Interest rate rises may have put a dent in the residential market but Australia’s big format retail property sector is accelerating.
Colliers head of retail middle markets in Australia James Wilson says while REITs have backed off the big format retail sector it was proving the hero of retail for private equity.
Wilson says Colliers has transacted more than $180 million between May and July this year, a 66 per cent increase on the previous three months. He says rate rises are materially impacting certain sectors but buyers have rallied in the big format retail sector for its development upside and as an inflationary hedge.
“There’s been $200 million in transactions in the last two months,” Wilson says.
“There’s a lot of transactions and there’s still a lot of capital yet to be deployed. The key thing to look at is where is the capital coming from and what type of assets is it looking for, there’s been a real flight to quality.
“They’re buying the best supermarkets, hardware, and neighbourhood shopping centres, which remained resilient assets during the pandemic and provide a good hedge against inflation.
“Secondary assets are affected more materially by the rate rises.”
Wilson says Bunnings has been a standout in the sector as a solid performer, as well as Dan Murphy’s and shopping centres with Coles or Woolworths as anchor tenants.
It is a reflection of how the pandemic has impacted the retail sector with home improvement and essential services remaining resilient throughout the past few years.
“The rate rises have made it harder for the REITS to buy, and institutional investors are looking to recycle their assets.
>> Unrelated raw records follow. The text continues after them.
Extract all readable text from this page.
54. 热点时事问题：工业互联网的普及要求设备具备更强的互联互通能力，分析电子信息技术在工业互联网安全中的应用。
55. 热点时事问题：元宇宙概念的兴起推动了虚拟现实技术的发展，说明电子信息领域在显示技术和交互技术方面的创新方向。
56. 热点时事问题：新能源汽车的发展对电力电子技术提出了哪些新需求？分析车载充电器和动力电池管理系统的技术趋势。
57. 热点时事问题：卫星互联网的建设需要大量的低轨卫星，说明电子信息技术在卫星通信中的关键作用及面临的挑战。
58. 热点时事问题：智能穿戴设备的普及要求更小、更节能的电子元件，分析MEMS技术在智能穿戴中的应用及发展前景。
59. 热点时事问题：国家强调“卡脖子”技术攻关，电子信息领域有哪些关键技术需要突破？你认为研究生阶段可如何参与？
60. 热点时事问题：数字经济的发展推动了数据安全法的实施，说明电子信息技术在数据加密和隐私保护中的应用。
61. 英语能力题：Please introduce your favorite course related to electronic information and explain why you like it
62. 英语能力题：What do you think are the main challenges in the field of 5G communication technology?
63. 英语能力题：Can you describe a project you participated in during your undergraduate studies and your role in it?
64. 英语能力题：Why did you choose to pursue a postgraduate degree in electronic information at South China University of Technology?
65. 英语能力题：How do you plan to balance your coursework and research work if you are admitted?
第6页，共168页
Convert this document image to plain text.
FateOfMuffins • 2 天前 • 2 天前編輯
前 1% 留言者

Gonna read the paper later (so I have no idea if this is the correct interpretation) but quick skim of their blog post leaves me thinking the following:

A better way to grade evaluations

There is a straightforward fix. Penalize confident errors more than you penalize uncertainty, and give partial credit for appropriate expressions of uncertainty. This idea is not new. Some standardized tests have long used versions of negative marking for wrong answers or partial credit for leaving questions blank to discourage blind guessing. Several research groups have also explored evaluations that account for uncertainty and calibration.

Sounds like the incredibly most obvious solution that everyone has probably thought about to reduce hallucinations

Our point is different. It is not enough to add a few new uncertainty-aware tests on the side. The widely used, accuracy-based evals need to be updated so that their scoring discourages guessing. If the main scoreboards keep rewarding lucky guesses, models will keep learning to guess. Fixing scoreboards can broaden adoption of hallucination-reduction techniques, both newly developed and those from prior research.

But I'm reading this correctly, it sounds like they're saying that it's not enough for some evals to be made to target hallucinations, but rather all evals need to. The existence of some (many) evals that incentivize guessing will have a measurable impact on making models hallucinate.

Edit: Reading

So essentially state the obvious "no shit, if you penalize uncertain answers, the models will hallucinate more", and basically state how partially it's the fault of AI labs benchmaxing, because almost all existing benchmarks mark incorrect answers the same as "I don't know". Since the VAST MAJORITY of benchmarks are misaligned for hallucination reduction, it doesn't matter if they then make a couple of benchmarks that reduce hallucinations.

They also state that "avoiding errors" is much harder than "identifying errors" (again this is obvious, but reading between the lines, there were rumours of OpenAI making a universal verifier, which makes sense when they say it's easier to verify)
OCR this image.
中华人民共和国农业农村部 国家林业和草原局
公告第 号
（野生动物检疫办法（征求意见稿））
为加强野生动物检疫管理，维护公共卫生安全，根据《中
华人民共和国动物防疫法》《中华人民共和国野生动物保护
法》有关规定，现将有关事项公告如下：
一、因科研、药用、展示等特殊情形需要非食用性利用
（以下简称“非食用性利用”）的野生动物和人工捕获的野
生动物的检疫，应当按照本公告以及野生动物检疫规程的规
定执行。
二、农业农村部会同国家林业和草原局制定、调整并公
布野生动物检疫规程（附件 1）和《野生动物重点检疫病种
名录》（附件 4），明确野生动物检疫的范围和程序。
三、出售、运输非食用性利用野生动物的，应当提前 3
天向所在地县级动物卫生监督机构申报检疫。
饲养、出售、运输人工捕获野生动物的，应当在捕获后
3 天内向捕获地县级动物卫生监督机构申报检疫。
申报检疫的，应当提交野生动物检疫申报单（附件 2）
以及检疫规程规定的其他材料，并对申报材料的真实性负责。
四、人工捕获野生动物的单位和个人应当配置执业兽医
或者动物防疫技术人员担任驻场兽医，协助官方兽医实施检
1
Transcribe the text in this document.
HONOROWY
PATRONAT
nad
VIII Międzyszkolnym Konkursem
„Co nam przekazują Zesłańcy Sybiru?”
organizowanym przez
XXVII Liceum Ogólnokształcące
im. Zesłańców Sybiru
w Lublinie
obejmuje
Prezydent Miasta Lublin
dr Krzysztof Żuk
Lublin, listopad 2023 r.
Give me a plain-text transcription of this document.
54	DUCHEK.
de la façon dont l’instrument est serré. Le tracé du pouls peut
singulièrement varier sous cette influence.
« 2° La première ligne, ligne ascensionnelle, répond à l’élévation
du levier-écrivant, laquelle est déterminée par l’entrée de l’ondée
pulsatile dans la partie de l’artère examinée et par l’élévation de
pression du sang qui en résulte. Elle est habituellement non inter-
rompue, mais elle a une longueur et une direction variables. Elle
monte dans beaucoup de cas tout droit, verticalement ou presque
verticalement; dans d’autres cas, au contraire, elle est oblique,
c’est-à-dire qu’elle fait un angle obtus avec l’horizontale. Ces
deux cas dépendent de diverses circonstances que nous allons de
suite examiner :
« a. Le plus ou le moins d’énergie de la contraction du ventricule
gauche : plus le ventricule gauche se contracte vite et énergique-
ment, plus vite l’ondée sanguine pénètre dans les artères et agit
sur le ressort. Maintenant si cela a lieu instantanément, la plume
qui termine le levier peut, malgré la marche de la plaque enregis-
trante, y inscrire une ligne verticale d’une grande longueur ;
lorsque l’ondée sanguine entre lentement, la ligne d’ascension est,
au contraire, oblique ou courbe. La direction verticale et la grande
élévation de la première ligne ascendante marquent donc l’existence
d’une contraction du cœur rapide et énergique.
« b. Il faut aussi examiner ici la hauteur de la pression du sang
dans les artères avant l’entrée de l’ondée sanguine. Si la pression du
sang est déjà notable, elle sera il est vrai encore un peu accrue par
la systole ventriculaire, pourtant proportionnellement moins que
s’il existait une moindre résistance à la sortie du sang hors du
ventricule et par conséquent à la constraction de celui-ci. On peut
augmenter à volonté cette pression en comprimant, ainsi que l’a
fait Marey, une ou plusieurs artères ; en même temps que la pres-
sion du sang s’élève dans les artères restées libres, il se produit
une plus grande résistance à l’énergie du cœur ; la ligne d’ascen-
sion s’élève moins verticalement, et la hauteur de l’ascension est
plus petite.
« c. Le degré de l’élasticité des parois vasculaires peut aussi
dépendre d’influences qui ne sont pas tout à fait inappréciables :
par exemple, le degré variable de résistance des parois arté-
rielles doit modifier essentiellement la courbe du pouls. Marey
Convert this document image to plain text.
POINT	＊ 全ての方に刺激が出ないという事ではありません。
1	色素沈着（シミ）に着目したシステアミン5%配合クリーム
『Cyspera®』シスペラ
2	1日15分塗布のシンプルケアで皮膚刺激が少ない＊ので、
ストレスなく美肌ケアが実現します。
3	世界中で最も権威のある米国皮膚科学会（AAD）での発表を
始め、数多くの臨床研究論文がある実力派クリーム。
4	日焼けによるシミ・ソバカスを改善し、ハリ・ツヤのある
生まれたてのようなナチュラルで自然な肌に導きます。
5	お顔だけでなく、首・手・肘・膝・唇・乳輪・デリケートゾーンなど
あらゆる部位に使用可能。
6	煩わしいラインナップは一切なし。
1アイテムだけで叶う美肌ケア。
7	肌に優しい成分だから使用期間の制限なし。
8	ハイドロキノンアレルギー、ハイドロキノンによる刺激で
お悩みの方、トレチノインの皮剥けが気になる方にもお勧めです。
Cashed-up private buyers have stepped into the market to take their place.
“I think generally in the face of growing interest rates it will diminish your return, but there is good opportunity for income growth and strong land-value increases.”
Colliers has transacted on a number of retail properties since the second rate rise in June, all below 5 per cent passing yields.
Cameron Park Plaza, NSW, sold for $60 million with a passing yield of 4.4 per cent, Burleigh Home + Life, Queensland, sold for $72.5 million, fully leased on a 4.68 per cent yield, Central Park Duo, NSW, sold for $26.1 million, Yamanto Service Centre, Queensland, sold at $21 million, and Sydney metro, a Woolworth’s anchored shopping centre, changed hands for $30 million.
Wilson says syndicates and private investors are looking to retail as a land bank for development opportunities with strong income potential in the medium term.
They are cashed-up generational investors who can absorb the interest rate rises over a longer term and are operating in a less competitive landscape without REITs in the market. But it is not clear at what point the REITs will re-enter in the current climate of rising interest rates and inflation.
Wilson says while online shopping penetration continues to grow it has only impacted the middle markets retail property sector about 10 per cent.
He says most people still prefer to purchase convenience retail goods in-person, and supermarkets had adapted with click and collect shopping, and an enhanced in-person experience.
The Australian Bureau of Statistics says household goods retailing dropped 0.3 per cent in June, but still turned over $6 billion, which made it the strongest performer in the retail sector.
Online retail in June 2022 was worth $3.5 billion.
MSCI Real Assets’ Australia Capital Trends report shows a cooling of the commercial market but head of Real Assets Research David Green-Morgan says there are some green shoots within the retail sector.
“Pockets of the retail sector have seen some robust demand but deal activity across the sector has dropped 28 per cent in the first half of the year,” Green-Morgan says.
“Overseas investors have leaned much more to the office and industrial markets.”
According to MSCI Real Assets the retail sector recorded $6 billion in sales for the first half of 2022. Large format and neighbourhood centres remained the “preferred subtype”, but there has also been renewed interest in CBD retail and larger shopping centres.
Casuarina Square in Darwin has been chalked up as the biggest retail deal of 2022 so far with Sentinal Property Group splashing $397 million on the asset.